Mikey’s mentality resides somewhere slightly adjacent to the rest of us, entering into his awareness can be difficult. I told him, I don’t believe in monogamy anymore. ‘Oak is nice,’ he said, ‘or pine.’ I’ve learnt not to pick my battles, to just engage and let him extract what he needs. So, I gently outlined my love for him and lust for others, my need to stay but stray. ‘And me,’ he said eventually, ‘what should I do?’ Whatever you like, I said, as long as you love me. ‘Well,’ he said, ‘I think I’ll just keep being myself.’
I tell her, when you look at me I feel more attractive than I really am. ‘That’s stupid,’ she says. ‘You’re exactly as attractive as you are.’ Arris feels subjectivity objectively, I sometimes watch her pulling the world in around us and straightening it out as though it were an untucked sheet or petty knot. I ask her how attractive I should feel. ‘More than most and less than some,’ she says. ‘But it’s fucking arbitrary, you’re just you and that’s as wonderful as it needs to be.’ Well, you’re amazing, I tell her, and she nods. ‘I know.’
Every time we fuck I feel like I should mark it on a calendar. Will this be the last time? Does she mark the passing like I do, with cravings and despair? So rare now that I get to look let alone touch. I once thrived on those moments, the little glimpses, fleet contact, flashes of flesh. Such small tendernesses sustained me for so long. I don’t know how to dine with any other, how to accomodate new etiquettes and tastes, how to satisfy strange urges, but I’m so famished now and life goes by too quick to fast.

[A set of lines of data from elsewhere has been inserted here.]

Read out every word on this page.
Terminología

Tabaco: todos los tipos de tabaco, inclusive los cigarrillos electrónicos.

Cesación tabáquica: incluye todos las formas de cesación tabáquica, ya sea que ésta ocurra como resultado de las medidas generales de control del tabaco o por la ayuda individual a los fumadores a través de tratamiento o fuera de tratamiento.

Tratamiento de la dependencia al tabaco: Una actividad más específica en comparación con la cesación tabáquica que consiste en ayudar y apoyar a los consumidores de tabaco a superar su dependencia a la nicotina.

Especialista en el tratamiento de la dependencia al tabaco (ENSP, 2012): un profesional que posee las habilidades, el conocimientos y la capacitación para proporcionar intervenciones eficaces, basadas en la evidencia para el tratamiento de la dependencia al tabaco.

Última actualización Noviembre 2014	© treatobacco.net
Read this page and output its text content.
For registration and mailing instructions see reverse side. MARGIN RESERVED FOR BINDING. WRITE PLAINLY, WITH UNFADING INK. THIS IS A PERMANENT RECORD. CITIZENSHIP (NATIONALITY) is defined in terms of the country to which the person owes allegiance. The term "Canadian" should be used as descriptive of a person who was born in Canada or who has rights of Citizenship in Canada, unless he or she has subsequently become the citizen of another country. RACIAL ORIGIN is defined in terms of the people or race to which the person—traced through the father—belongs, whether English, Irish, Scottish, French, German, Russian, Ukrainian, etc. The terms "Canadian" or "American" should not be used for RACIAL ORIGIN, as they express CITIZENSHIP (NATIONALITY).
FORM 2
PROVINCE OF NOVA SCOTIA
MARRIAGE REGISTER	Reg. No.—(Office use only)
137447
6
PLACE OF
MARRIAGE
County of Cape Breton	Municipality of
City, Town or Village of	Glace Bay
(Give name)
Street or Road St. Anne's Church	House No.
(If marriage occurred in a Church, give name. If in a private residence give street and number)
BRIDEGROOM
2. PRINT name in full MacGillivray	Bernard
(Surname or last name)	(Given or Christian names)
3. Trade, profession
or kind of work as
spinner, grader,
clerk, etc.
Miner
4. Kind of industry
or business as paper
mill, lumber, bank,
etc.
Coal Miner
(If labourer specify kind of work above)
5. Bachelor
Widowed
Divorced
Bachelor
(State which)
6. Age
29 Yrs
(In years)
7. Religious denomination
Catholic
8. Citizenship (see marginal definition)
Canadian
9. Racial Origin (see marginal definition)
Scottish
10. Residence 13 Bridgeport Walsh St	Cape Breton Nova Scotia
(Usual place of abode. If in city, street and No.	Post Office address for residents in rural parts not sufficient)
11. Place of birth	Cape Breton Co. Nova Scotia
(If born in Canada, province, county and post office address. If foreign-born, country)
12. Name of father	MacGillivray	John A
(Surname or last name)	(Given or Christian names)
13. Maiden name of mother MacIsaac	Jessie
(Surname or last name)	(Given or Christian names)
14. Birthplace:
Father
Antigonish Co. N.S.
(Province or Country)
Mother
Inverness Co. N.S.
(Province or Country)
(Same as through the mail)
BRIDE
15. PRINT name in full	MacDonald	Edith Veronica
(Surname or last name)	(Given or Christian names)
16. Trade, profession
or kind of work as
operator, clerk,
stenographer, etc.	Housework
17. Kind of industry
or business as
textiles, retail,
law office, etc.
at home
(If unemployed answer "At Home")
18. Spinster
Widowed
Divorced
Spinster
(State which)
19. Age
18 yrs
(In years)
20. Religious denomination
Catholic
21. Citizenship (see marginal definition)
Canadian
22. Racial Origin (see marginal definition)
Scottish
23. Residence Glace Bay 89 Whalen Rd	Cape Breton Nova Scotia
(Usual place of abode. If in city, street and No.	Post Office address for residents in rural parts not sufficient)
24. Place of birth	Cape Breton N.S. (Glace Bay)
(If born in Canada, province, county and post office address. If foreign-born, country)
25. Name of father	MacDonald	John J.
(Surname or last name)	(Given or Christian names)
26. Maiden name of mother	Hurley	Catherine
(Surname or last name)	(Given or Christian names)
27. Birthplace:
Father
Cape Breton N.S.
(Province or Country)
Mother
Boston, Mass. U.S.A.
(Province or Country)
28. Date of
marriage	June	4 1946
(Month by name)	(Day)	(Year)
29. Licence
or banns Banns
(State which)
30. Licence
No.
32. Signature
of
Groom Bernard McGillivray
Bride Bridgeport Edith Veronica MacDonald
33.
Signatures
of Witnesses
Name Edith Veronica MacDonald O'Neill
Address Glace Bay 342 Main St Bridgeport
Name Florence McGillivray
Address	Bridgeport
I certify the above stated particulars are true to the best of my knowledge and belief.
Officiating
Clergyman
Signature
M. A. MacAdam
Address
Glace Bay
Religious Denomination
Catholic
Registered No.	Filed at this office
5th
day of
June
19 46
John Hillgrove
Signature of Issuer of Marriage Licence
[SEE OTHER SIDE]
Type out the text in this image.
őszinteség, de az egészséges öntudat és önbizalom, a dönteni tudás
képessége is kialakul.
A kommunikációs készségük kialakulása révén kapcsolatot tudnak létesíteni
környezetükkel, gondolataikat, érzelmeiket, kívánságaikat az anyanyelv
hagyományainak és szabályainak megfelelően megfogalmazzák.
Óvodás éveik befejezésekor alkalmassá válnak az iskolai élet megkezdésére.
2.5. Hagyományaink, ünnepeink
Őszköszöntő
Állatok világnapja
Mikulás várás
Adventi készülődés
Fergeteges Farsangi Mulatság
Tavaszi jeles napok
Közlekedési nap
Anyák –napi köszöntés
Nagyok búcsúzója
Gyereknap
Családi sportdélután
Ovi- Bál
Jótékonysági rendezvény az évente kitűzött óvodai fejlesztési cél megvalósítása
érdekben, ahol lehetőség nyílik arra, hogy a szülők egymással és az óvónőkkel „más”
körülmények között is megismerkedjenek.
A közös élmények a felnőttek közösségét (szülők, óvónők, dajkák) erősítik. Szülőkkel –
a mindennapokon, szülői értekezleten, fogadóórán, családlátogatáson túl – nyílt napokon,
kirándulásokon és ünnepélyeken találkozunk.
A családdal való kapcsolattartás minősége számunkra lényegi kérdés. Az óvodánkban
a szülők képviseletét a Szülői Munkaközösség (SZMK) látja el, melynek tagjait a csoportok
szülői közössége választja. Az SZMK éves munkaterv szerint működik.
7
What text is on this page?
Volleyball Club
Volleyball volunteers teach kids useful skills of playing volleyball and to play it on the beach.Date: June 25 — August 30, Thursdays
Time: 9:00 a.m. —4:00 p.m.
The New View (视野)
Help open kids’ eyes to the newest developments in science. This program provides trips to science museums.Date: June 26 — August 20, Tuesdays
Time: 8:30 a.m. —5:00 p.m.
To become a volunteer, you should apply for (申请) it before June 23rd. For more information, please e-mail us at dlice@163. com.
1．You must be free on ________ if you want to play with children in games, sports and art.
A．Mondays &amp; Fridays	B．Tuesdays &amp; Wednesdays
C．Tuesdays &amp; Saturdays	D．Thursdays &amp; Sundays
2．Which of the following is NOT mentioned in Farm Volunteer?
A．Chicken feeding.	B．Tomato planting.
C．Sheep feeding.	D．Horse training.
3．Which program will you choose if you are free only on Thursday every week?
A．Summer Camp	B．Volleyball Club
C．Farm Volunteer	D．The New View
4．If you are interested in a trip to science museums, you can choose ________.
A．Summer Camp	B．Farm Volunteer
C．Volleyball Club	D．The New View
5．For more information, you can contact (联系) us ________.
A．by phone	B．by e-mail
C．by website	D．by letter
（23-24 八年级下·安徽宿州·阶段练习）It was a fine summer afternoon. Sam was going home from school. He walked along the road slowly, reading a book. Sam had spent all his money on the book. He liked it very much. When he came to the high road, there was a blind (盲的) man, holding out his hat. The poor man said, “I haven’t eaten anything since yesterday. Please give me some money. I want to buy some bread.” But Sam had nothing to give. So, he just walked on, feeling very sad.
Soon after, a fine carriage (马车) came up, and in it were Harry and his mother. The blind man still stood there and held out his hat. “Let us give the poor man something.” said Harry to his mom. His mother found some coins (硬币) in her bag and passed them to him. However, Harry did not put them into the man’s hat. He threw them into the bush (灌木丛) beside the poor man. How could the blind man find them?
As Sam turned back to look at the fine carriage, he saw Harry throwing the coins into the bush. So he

Dana lifted up her skirt so that Laura could take a look at her new tattoo, then she made eye contact with me and hiked it up again so I could see her panties. ‘The fine details are gorgeous,’ Laura said. Dana, still forcing my eye, smirked and shifted in her seat. ‘It’s tight huh, and there was very little blood.’ The world felt weak, rubbery and stifling, a capriciously skinned balloon caught in an easterly wind. Dana broke her lock, remarried skirt to knee, and returned herself to Laura. ‘You know, I’m actually starting to enjoy the pain.’
I’d given her so many pet names over the years and she’d always abided. Honey lamb, sweetie, pudding-pop, baby, sugarplum, kitten. My lover, my partner, my friend, in the end they were only labels, poorly indicative descriptors for their innards, simply something to write out and slap over minor misconceptions we both agreed on. Needing to know now what we couldn’t, we spent years assigning designations and designing abstractions, showing our friends and easing our fears. Together we made a maze of nomenclature and died inside its nadir. The last name I ever gave her was her own.
Every evening I slit my wrist and pull out the little failures. I am a party magician and their spool is never ending, it is the realest illusion in my life. They stream from me in ribbons of degraded earthen shades, bled terracotta soldier, and I use them to bind my unhappiness. Abraded clots in braided knots, woven tightly to the psyche. I keep my eyes open and try to see it all unfurl. When I fall asleep, I hold the knife to my throat and tell myself this will be the last time, I won’t be tricked again.